One thing my dad and I would do during that Spring was play tennis. Research on how to slow down dementia was pretty limited about twenty years ago but they had found that exercise helped, and so I bought a couple of rackets and some balls to hit around the courts down at Soldiers Park. This activity echoed things we'd do when we were all kids and dad would take us there in the summer evenings, after work. We'd play doubles, myself, brother, sister, and him and maybe then go have ice cream afterwards. It was fun then, and fun again, the most normal, non-dementia hindered activity that we could do together. As opposed to other activities that required us to interact with folks. Going to Pizza Hut and having my dad tell the waitress that he had dementia. Or Wal-Mart, again, my dad first asking a stranger where he was from and then telling him that he had dementia. He'd tell them, and then announce, proudly I suppose, that most folks couldn't tell that he had dementia. They'd respond to it the way one could respond to that kind of comment, with polite bewilderment. 

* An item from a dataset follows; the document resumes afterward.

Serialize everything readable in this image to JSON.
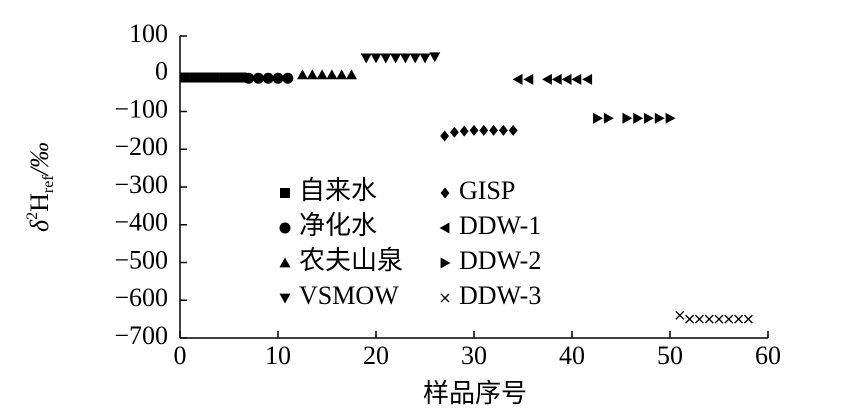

Or the time on the airplane in May that year, the last time he ever left Wisconsin when I accompanied him for a coordinated visit to see my sister in DC, staying in the old Georgetown house of the judge she was house sitting for. My brother had came down from New York to join us, the four of us together. Before getting on the plane in Madison my dad and I had bought a bag a cheese curds from Hooks, a famous cheese maker in Wisconsin. Or maybe Susan had given it to us for the plane ride. I don't remember. What I remember are two things: the way fresh cheese curds squeak when you bite them. Dad leaned over to the man sitting in the aisle seat and offered them a cheese curd and told them about the squeakiness of fresh cheese curds. That it only lasts for a day or two at the most. That's how you know they're fresh. These are fresh curds. Most folks have never really had fresh curds. And then he told them that he had dementia, that nobody would ever know if from the way that he behaved, and that he was on his way with his son to visit his daughter and his other son in DC. The man had a cheese curd and then talked with my dad for a while. Wished him good luck as he exited the plan. 

When we were kids dad paid an old man named Mr. Eckstein to give us tennis lessons. I think I only ever went to one of them, maybe two. Mr. Eckstein was quite old. He lived alone in the motel like little houses behind the Quicktrip. I didn't know much about him but he was pretty good at tennis. He played with a wooden racket and though he couldn't really move around the court, he'd just stand in the middle and hit the ball back no matter where we hit it from. He used to be a pro of some kind. He'd teach us how to grip the racket, how to swing with a straight elbow. Occasionally a string of drool would slip down from his cheeks and he'd slowly wipe his wrinkled hand across his bottom lip to catch it. At some point later, maybe about seven or so years, he fell and broke his hip and got put into an old folks home. One day my dad took me there to visit him. This was a thing my dad did, always talking about how important it was to visit people when they were alone or sick, how important it was to see your family, even if you didn't feel like going. We sat in Mr. Eckstein's room with the television on. I had nothing to say to him. At some point my dad wandered out and it was just him and I. We watched television. I might have been fourteen years old. My dad and I left and not too long after Mr. Eckstein died.  

I always wondered what my dad's relationship was with folks like Mr. Eckstein, how it came about that he gave us tennis lessons. Or rather, given my brother and sister tennis lessons. I wasn't really into tennis and I didn't have much of a relationship with Mr. Eckstein, not that I said this to my dad. Or my dad's relationship with an old lady named Florence that we'd go out to dinner with in Dodgeville on Mondays. I don't know who she was or why we spent so much time with her. She wasn't someone who watched after us kids and wasn't someone we were related to. She had a blue Chevy Nova hatchback that sat in her driveway and a police scanner what I'd ask to turn on if we had to sit in her quiet living room while her and my dad chatted about things I couldn't follow. She'd always laugh at something my dad said and say, "Ohhh, Bob" and a thick Wisconsin accent. I wonder what my dad was doing. Why we were there. Who these people were to him and if there was some plan as to what kinds of relationships he was trying to help us build. If he was acting as a kind of emissary of anti-loneliness. Always talking, driving around and talking to people. It was important, he'd insist. It's important to say hello.